I never ever imagined that such fear could live in my heart regarding the outcome of a political election. I thought the Bush years were difficult. They were akin to picking daisies and sipping chamomile tea in the shade of a beautiful oak tree, compared to what we're experiencing in today's political climate. Please let me wake up on Wednesday and breathe a sigh of relief. I can only hold my breath for so long.
The saddest thing of all, (or perhaps the most rewarding?), is that regardless of the outcome, we can no longer deny how divided we are in this country. We must do better. Our children and their children deserve so much better. We simply MUST do better.
Hang in there, my friend, and find a quiet space where you can soothe your heart, even if only for a few moments of time, before the cacophony and insanity comes crashing towards you yet again. A lighted candle, a whispered poem, or a lilting melody - anything to bring comfort to your tattered spirit. Thank you for always being a safe place to exhale, even while we collectively hold our breath. Take comfort in knowing there is always a chance.

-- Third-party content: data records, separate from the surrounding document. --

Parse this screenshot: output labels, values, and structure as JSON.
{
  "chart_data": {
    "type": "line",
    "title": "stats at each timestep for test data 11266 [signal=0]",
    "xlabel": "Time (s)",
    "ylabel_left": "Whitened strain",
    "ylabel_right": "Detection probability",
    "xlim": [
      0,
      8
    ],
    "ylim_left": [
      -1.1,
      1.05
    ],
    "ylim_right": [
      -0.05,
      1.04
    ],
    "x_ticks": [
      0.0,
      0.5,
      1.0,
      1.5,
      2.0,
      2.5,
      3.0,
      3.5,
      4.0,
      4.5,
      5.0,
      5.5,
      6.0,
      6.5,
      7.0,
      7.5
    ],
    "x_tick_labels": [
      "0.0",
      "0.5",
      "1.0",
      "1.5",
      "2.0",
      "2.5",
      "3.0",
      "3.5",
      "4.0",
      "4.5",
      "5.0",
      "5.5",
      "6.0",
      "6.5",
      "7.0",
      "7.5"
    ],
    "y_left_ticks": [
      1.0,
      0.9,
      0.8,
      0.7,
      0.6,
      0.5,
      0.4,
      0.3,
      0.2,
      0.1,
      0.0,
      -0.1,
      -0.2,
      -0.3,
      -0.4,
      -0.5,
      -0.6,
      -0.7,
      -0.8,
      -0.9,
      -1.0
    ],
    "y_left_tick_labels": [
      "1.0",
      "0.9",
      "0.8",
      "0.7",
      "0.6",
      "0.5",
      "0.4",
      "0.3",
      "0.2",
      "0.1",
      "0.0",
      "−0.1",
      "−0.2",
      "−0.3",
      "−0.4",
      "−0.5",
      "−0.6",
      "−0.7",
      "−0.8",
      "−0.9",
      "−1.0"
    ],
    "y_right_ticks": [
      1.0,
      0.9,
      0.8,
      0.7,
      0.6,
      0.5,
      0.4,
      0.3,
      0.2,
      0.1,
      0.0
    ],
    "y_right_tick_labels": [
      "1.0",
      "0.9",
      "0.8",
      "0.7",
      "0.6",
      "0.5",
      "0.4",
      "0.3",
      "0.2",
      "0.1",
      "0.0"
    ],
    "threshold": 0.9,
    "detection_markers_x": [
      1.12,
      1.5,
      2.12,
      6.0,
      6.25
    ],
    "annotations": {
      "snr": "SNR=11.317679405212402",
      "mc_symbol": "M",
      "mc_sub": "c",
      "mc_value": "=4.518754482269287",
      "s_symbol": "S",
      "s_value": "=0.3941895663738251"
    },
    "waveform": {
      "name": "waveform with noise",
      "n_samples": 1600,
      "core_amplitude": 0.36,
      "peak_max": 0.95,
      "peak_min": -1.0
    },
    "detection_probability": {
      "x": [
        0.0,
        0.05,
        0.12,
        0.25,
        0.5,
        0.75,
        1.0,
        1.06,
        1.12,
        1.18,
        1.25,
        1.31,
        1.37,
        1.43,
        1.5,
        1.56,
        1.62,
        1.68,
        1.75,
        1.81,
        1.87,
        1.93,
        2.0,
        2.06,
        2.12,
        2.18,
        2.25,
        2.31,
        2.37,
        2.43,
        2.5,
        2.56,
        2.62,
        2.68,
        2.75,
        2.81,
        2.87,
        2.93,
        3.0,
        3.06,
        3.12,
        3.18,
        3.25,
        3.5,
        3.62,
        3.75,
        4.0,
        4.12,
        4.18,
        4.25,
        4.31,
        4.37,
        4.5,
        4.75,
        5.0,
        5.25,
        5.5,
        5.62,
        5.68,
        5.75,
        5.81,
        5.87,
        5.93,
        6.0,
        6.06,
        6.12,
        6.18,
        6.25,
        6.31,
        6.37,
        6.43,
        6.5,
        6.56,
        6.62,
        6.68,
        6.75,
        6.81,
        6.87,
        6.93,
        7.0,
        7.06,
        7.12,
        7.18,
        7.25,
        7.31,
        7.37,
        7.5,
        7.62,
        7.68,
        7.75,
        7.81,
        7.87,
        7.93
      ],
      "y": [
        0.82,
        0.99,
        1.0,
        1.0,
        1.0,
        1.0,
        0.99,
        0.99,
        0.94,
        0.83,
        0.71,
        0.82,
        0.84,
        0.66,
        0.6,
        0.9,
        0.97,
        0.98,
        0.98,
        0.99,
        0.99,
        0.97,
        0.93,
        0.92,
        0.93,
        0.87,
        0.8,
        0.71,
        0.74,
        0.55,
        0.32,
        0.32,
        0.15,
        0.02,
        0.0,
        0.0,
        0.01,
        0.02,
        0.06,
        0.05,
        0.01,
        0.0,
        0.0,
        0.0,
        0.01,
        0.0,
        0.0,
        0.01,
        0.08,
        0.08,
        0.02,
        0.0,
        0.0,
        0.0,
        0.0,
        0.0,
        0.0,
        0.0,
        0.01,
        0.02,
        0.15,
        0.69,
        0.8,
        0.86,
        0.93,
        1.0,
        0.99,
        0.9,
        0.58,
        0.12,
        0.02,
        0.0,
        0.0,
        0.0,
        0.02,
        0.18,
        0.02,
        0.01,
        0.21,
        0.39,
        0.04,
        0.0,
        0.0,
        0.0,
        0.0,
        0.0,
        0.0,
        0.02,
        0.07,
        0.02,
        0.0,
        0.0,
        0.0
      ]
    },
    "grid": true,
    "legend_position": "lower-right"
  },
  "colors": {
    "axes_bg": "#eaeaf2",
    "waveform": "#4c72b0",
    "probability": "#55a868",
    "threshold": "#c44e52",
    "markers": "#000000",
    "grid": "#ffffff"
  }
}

Strangely, this helped, although I still grieve.
Helped me, too.
Rereading this weeks later and finding it especially poignant in retrospect. Like you, I came to political consciousness during Watergate, living in the DC area and reading Woodward and Bernstein's reporting daily in the Post. I've had a distrust of government ever since that has often prooved justified. But I'm also old enough to have inherited the post-war optimism of our parents as well as their sense of civic obligation. The war between political despair and hope plays out in my heart every day. And...now...this. I think you're right...trust in nature, focus on the local, and perform the corporal works of mercy (whether as a believer or not). This much we can do.